/ExplainTI

Code for the paper "Towards Explainable Table Interpretation Using Multi-view Explanations". ICDE 2023.

Primary LanguagePythonApache License 2.0Apache-2.0

Towards Explainable Table Interpretation Using Multi-view Explanations

ExplainTI, a framework of explaining table interpretation using multi-view explanations. ExplainTI consists of two phases: tables are converted to sequences and lightweight column graphs firstly, then a pre-trained transformer encoder is fine-tuned to aggregate contextual information and provide multi-view explanations: (i) Local Explanations, are the most relevant phrases (w.r.t. pairwise phrases) in columns (w.r.t. column pairs) for the predictions; (ii) Global Explanations are the most influential samples from training data, which tend to have similar labels to the input sample; (iii) Structural Explanations, we design a relatively small-scale but highly effective method to construct column graphs for tables, which can not only aggregate contextual information but also provide explanations from structural view via graph attention mechanism.

Framework

The proposed ExplainTI Framework

Requirements

  • Python 3.7.11
  • PyTorch 1.9.0+cu111
  • HuggingFace Transformers 4.11.3
  • faiss 1.7.1
  • scikit-learn 1.0

Datasets

We used two real world large-scale benchmark datasets from different types for evaluation.

WikiTable

The WikiTable dataset is Web tables collected from Wikipedia. We used the same train/valid/test splits as TURL.

GitTable

The GitTable dataset is the first large-scale relational table corpus. We used its subset organism and split it into train, valid, and test using the radio of 8:1:1.

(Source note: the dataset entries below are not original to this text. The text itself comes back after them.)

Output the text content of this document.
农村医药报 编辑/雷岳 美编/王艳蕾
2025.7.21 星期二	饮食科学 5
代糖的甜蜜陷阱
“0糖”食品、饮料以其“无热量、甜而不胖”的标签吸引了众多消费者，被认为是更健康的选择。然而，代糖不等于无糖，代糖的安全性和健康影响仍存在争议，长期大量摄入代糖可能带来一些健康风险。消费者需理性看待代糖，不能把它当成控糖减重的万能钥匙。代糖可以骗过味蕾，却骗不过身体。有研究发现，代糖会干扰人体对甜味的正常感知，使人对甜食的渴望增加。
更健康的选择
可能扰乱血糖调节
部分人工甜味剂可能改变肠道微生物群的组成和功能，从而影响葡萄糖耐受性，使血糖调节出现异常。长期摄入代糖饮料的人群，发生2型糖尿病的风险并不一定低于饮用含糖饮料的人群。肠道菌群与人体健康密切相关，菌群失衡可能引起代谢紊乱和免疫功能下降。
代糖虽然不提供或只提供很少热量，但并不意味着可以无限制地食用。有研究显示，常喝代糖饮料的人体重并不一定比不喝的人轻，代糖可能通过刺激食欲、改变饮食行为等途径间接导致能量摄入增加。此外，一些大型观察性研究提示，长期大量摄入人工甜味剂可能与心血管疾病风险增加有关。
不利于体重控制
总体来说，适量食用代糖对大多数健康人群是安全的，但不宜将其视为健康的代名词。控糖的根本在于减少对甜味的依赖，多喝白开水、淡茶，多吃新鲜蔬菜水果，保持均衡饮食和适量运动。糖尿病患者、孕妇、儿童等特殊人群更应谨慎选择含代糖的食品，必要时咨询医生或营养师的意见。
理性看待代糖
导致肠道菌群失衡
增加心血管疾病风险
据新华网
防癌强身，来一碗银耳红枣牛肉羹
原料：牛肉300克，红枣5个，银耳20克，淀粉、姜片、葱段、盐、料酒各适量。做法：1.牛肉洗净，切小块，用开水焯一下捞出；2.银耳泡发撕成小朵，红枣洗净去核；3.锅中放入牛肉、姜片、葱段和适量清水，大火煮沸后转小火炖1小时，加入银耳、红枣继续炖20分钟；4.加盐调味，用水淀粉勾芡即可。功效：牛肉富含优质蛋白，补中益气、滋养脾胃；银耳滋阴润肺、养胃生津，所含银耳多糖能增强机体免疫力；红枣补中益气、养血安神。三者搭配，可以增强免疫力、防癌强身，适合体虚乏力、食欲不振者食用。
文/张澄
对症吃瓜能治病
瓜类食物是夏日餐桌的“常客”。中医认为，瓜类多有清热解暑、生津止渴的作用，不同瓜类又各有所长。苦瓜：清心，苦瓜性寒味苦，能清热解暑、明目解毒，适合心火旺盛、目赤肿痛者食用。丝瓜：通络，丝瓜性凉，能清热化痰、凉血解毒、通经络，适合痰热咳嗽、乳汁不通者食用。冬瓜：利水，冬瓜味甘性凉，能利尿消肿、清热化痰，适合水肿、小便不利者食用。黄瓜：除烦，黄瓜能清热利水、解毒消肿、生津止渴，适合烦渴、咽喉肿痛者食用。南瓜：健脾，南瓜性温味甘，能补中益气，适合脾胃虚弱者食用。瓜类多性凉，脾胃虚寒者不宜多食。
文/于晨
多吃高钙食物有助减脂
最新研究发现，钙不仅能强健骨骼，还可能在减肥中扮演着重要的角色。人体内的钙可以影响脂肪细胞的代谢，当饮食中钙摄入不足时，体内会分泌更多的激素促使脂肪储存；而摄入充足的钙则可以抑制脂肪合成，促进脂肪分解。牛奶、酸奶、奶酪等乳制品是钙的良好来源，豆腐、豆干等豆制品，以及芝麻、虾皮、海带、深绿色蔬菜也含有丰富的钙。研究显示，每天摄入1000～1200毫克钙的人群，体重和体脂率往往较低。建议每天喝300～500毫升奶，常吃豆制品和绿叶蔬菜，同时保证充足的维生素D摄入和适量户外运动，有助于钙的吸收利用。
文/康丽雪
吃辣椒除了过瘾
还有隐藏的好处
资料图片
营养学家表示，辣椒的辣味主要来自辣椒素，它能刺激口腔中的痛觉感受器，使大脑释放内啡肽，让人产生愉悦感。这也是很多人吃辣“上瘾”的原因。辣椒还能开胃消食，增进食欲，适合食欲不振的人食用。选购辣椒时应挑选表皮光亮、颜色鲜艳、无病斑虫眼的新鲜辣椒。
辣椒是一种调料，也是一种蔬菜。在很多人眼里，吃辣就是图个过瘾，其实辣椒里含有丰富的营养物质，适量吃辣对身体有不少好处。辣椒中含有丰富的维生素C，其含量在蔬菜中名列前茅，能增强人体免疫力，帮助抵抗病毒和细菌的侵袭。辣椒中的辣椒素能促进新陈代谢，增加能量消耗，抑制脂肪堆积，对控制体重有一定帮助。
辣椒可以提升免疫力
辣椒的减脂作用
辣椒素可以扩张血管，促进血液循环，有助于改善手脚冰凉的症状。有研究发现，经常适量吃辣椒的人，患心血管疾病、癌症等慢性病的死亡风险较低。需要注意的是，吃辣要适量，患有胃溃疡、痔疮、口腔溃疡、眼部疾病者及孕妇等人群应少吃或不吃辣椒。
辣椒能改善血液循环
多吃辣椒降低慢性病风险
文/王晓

The raw dataset is from GitTable. The code of preprocessing is in gittable.py and the preprocessed data is in data/GitTable.

Build the column graph

python build_graph.py [<args>] [-h | --help]

e.g.

python build_graph.py --data_name=GitTable --sample_size=16

Training with ExplainTI

To train the model and get the explanations with ExplainTI:

python train.py [<args>] [-h | --help]

e.g.

python train.py --le=0.1 --ge=0.1 --se --save_model --data_name=GitTable --path=./data/GitTable --batch_size=160 --column_length=64 --num_type=1141

The meaning of the flags:

  • --data_name: the name of the dataset. e.g. WikiTable
  • --path: the local path of the dataset. e.g. ./data/WikiTable
  • --column_length: maximum length of a column after being converted to a sequence. e.g. 64
  • --n_epoch: the number of epochs. e.g. 40
  • --lr: the learning rate. e.g. 5e-5
  • --model: the language model to be fine-tuned. e.g. bert-base-uncased
  • --use_large: whether use large version of the model
  • --le: the loss weight of the local view. e.g. 0.05
  • --ge: the loss weight of the global view. e.g. 0.05
  • --se: a flag indicating whether turn on the structural view
  • --window_size: the number of tokens in a window. e.g. 8
  • --top_k: the number of explanations generated for each view. e.g. 10
  • --num_type: the number of types. e.g. 255
  • --num_relation: the number of relations. e.g. 121
  • --attention_method: the aggregate method for graph attention. e.g. dot
  • --save_model: if this flag is on, then save the checkpoint to {save_path}/{name}.pt.
  • --save_path: see --save_model. e.g. ./checkpoint
  • --update_epoch: indicates how often the global embeddings store is updated. e.g. 10
  • --cell_duplicated: performs cell-level deduplication or not.